In the hot crowded market a woman with a headscarf and a microphone was haranguing a crowd. I picked up the words “America” and “Satan.” New York’s twin towers were still  fresh in all our memories. Back at the backpackers I sat drawing tropical fish in an ornate aquarium with carved teak surrounds, while drinking Kopi Susu (local coffee with sweetened condensed milk, in a glass), and smoking Indonesian cigarettes. Ten large goldfish glowed under the fluorescent light, and a few, mostly Dutch, travellers came and went.

It was in Surakarta that we first started using warungs on our own. These informal, roadside restaurants with oil-cloth covered tables and rough benches, presided over by a cook, with a wok and an LPG burner, turned out mouth-watering classic dishes that were cheaper than at the “real restaurants”.

Surakarta has undertaken a “more participatory” resettlement approach than other Indonesian cities.
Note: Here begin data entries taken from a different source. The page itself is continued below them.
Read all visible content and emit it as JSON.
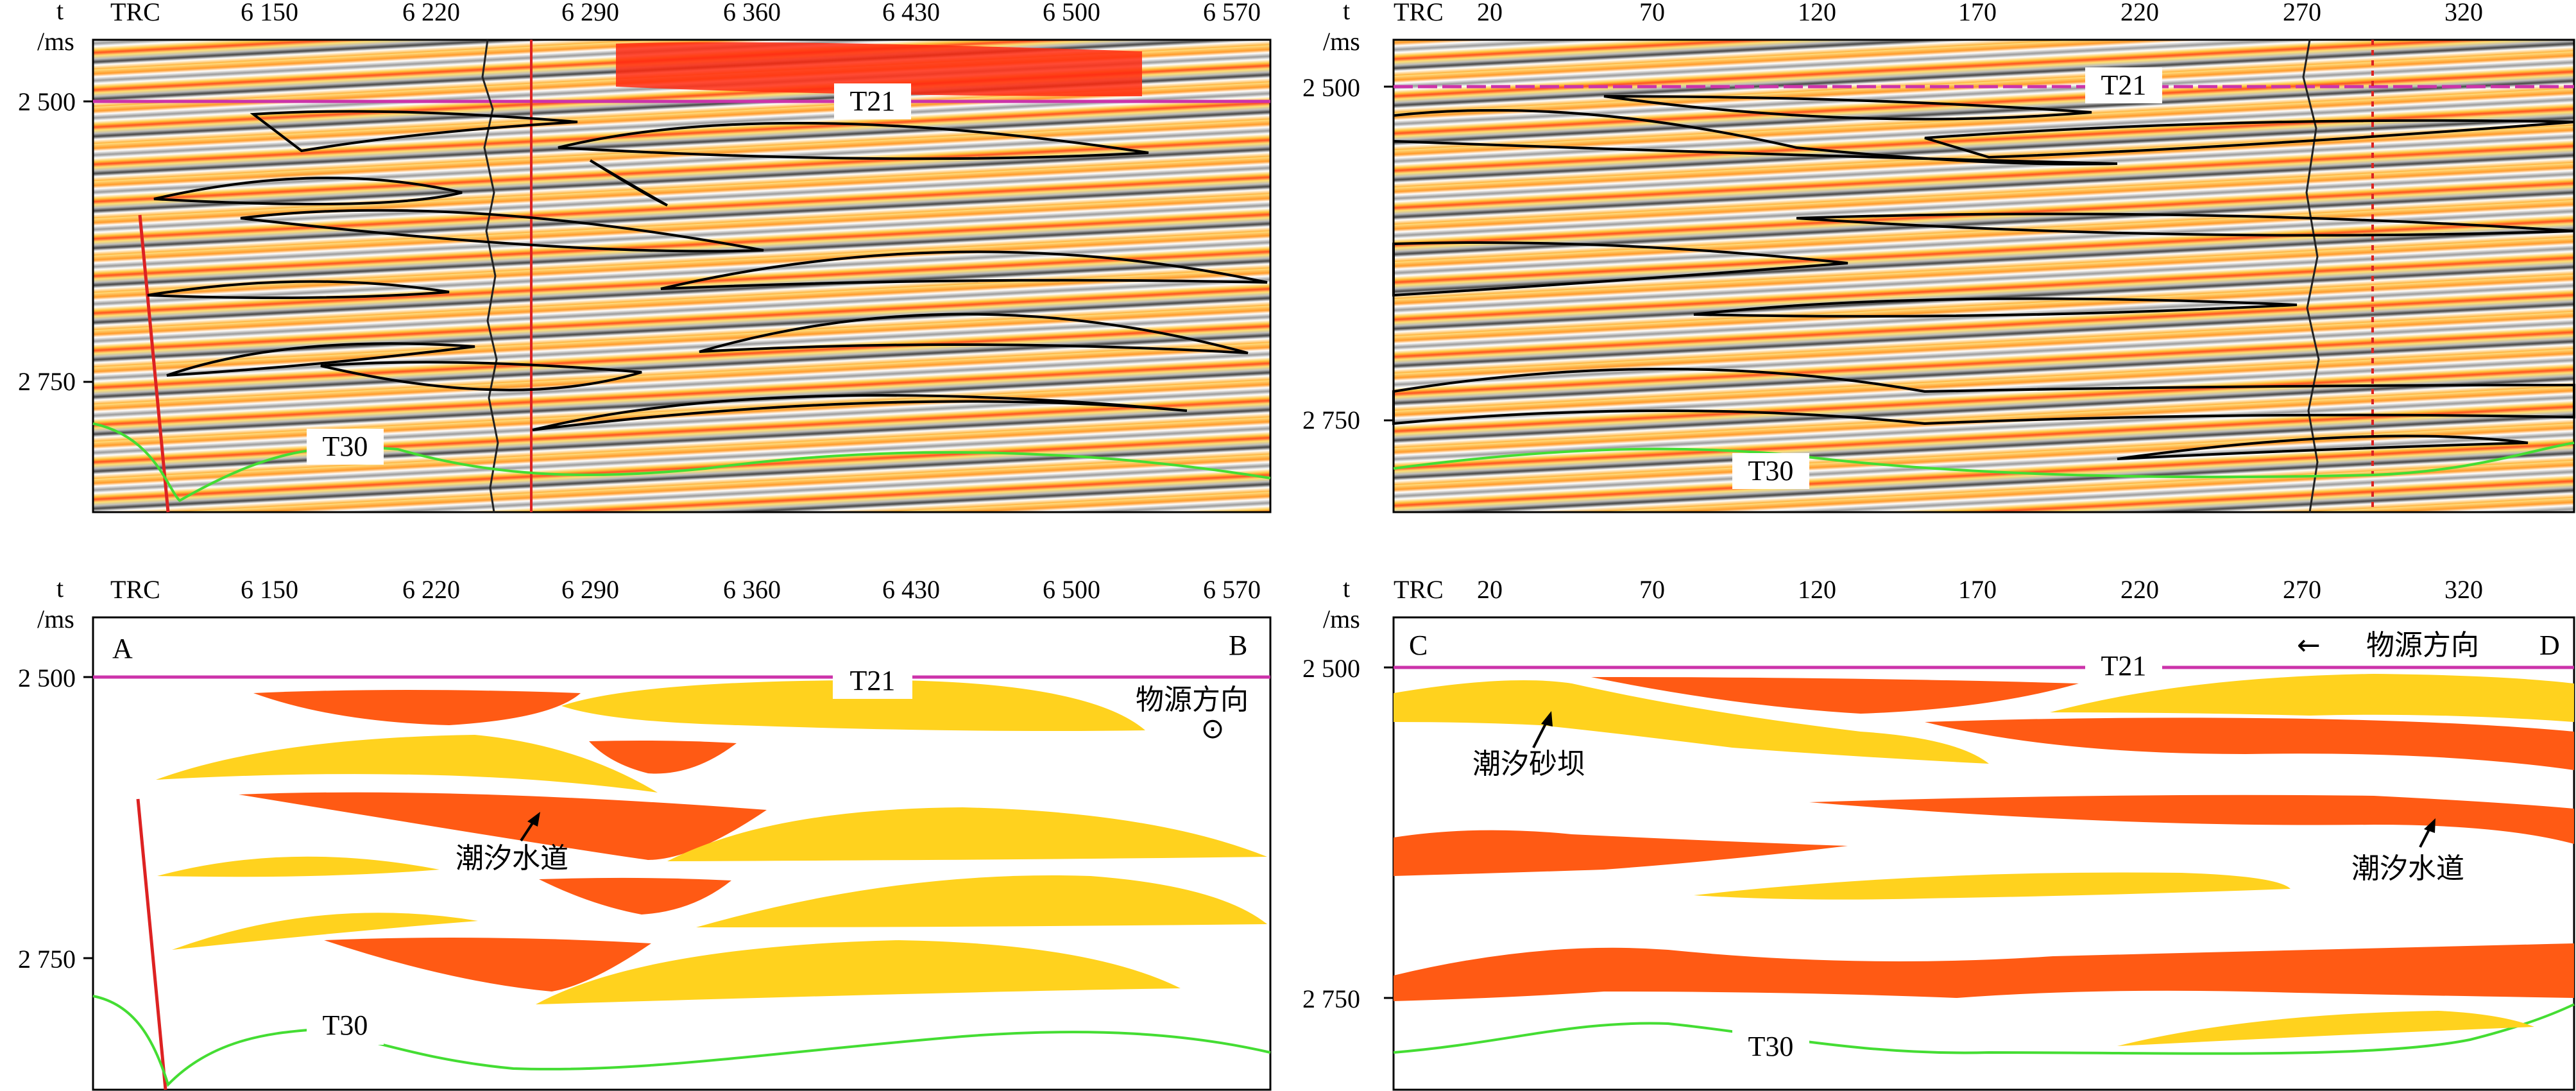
{
  "axis_unit": {
    "t": "t",
    "ms": "/ms",
    "trc": "TRC"
  },
  "panels": {
    "top_left": {
      "ticks": [
        "6 150",
        "6 220",
        "6 290",
        "6 360",
        "6 430",
        "6 500",
        "6 570"
      ],
      "t_ticks": [
        "2 500",
        "2 750"
      ]
    },
    "top_right": {
      "ticks": [
        "20",
        "70",
        "120",
        "170",
        "220",
        "270",
        "320"
      ],
      "t_ticks": [
        "2 500",
        "2 750"
      ]
    },
    "bottom_left": {
      "ticks": [
        "6 150",
        "6 220",
        "6 290",
        "6 360",
        "6 430",
        "6 500",
        "6 570"
      ],
      "t_ticks": [
        "2 500",
        "2 750"
      ],
      "corner_a": "A",
      "corner_b": "B"
    },
    "bottom_right": {
      "ticks": [
        "20",
        "70",
        "120",
        "170",
        "220",
        "270",
        "320"
      ],
      "t_ticks": [
        "2 500",
        "2 750"
      ],
      "corner_c": "C",
      "corner_d": "D"
    }
  },
  "horizons": {
    "upper": "T21",
    "lower": "T30"
  },
  "annotations": {
    "source_direction": "物源方向",
    "tidal_channel": "潮汐水道",
    "tidal_sand_bar": "潮汐砂坝",
    "out_of_plane_symbol": "⊙",
    "left_arrow": "←"
  },
  "colors": {
    "channel_fill": "#ff5a14",
    "sandbar_fill": "#ffd21e",
    "horizon_t21": "#cc33aa",
    "horizon_t30": "#44dd33",
    "fault": "#dd2222"
  }
}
Slum dwellers were issued with city resident cards before being forced to give up their central sites and move to locations without services, and some unauthorized squatter settlements were brought under city control. Under Jokowi, street vendors were relocated to new markets, and he renovated old ones, freeing up traffic. Jokowi brought some of these policies with him to Jakarta.

Corruption is legendary in Indonesia. It is estimated that the Indonesian government that left power in 2014 stole as much as US$ 12 billion. Jokowi came in with a promise to fix Indonesia’s failing infrastructure and to pay for it he initiated a tax amnesty in which Indonesians declared US$ 366 billion of previously undeclared assets.
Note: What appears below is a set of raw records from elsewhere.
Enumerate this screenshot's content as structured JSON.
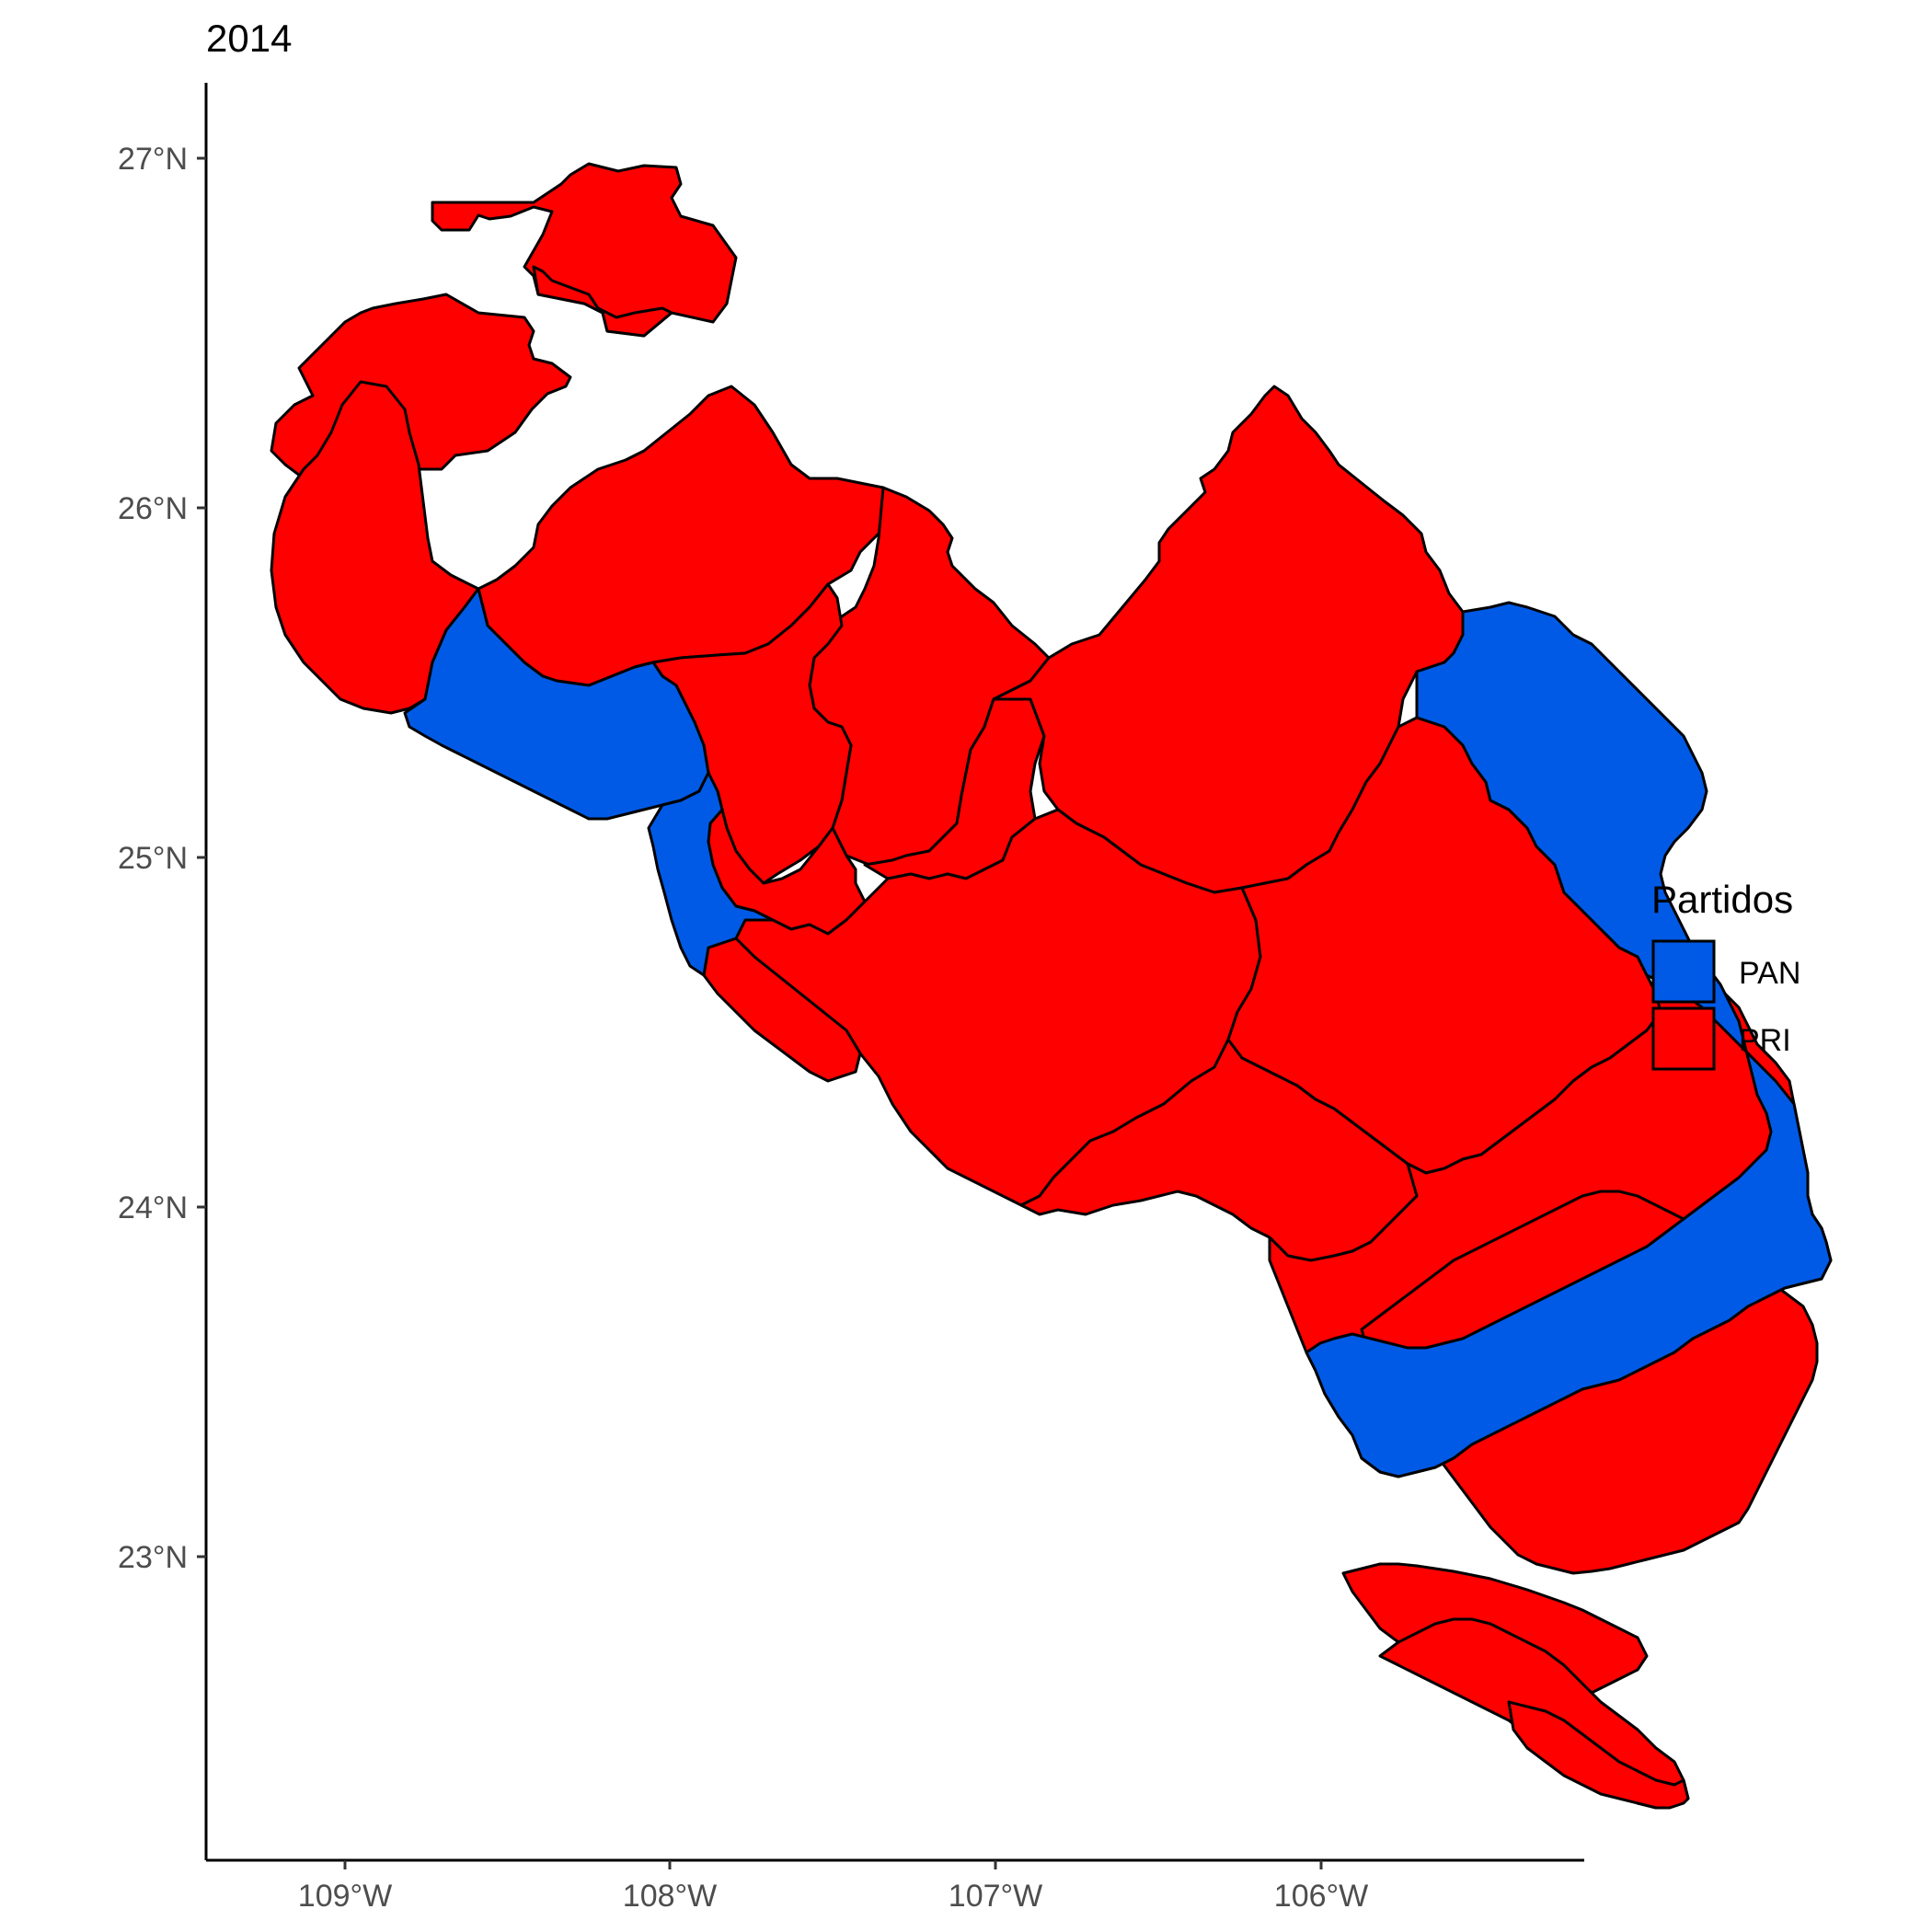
{
  "title": "2014",
  "axes": {
    "x_ticks": [
      "109°W",
      "108°W",
      "107°W",
      "106°W"
    ],
    "y_ticks": [
      "27°N",
      "26°N",
      "25°N",
      "24°N",
      "23°N"
    ]
  },
  "legend": {
    "title": "Partidos",
    "placement": "right",
    "items": [
      {
        "label": "PAN",
        "color": "#005AE6"
      },
      {
        "label": "PRI",
        "color": "#FF0000"
      }
    ]
  },
  "regions": [
    {
      "party": "PRI"
    },
    {
      "party": "PRI"
    },
    {
      "party": "PRI"
    },
    {
      "party": "PRI"
    },
    {
      "party": "PRI"
    },
    {
      "party": "PRI"
    },
    {
      "party": "PRI"
    },
    {
      "party": "PRI"
    },
    {
      "party": "PRI"
    },
    {
      "party": "PRI"
    },
    {
      "party": "PRI"
    },
    {
      "party": "PRI"
    },
    {
      "party": "PRI"
    },
    {
      "party": "PRI"
    },
    {
      "party": "PRI"
    },
    {
      "party": "PRI"
    },
    {
      "party": "PRI"
    },
    {
      "party": "PRI"
    },
    {
      "party": "PRI"
    },
    {
      "party": "PAN"
    },
    {
      "party": "PAN"
    },
    {
      "party": "PAN"
    }
  ]
}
In Surakarta, a decade ago, you got by with cash, now, with phones and apps the informal economy is being moved into the taxable economy.

In 2007 we took a tour up a volcano to where tea was grown, ostensibly to visit an ancient Hindu temple. The brilliantly variegated Javanese coleus, now know as Solenostemon scutellarioides, grew beside the road. The gardens lining the rain-fed rice paddies on the fertile volcanic slopes were a “permaculture” mix of coconut, cashew, cloves, tobacco and vegetables, tended by small kampongs (villages). Down below lay the Surakarta metropolitan area under a heat haze of burning plastic.

We found Indonesians remarkable secular, animist even, but in a country of 260 million, and climbing, there will always be extremists. In 2016 a suicide bomber, riding a motorcycle, blew himself up at the gates to the Surakarta police station, chanting ISIS slogans, and there are fundamentalist Indonesians who have as many children as possible, because “God wants a world of muslims.” It might be what God wants but it is not what, already crowded, Java needs.

On September the 11th 2018, thousands of anti-Jokowi protesters walked down the main streets of Surakarta under the #2019ChangePresident banner.

Jokowi faces many challenges. Population growth is number one. Corrupt families and religious fanatics are other challenges Indonesia faces in the 2019 election.